My conversational Chinese is probably a lot weaker than it was ten years ago, since I seldom get to use it, but my knowledge of the language is much deeper. Through teaching it professionally, and writing and recording two albums of Chinese songs, I have infinitely more to show for taking on this language, including this new YouTube channel, which is thriving in every sense except for the size of its audience:
My aim is to be literate in at least two more languages by the end of my forties. With Spanish I am well on the way and am planning to take up a new Asian language, though still haven’t decided which one.
Literary Achievements
Shortly after my thirtieth birthday, I was approached by one of the world’s most prestigious newspapers about the opportunity to write for them. It didn’t quite work out, and it was nobody’s fault, but journalism is by its very nature perishable, and any splash that it ever makes eventually fades.
In the past decade, I have probably spent more time writing prose than any other activity except for sleeping, and my body of published work is still paltry compared to any of my heroes, but while 40 is geriatric in musician’s years, many great authors hadn’t even started by this age.

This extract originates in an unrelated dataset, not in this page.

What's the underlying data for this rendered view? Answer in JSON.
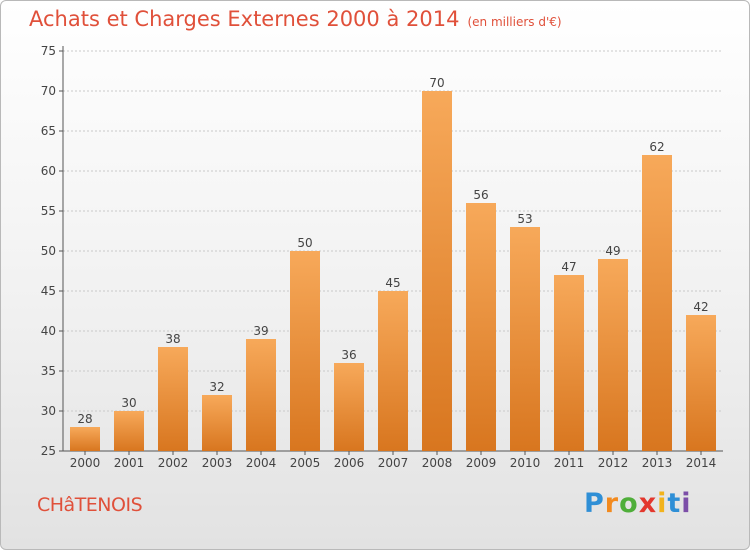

Getting my short stories published and eventually self-publishing them as the collection ‘The Naked Wedding’ may be my proudest ever achievement, considering how much it took out of me.
The Kev
Of all the projects I have ever taken on, The Kev is the one that brings it all together: music, creative writing, languages, philosophy, and comedy. Ten years ago, I was at the start of a long hiatus away from music, but tentatively getting involved in Manchester’s open mic scene in the spring of 2019 has turned out to be one of the most fortunate decisions I have ever made. I wrote this love letter about it:
Conclusion
Ten years ago I was an underemployed drunk with no obvious career trajectory. The key thing I have learned since then is: “To improve upon the status quo, first one needs to understand the status quo.” That is why I dislike positive thinking so much. It values glib optimism over self-knowledge.
A superior self-help book is ‘The Seven Habits of Highly Effective People’. The only one that is particularly profound is Habit Number 5, ‘Seek first to understand, then to be understood.’ One thing I’ve learned about people is that they don’t want to be impressed, they want to be impressive. And the less I focus on impressing others, the more comfortable I become in my own skin.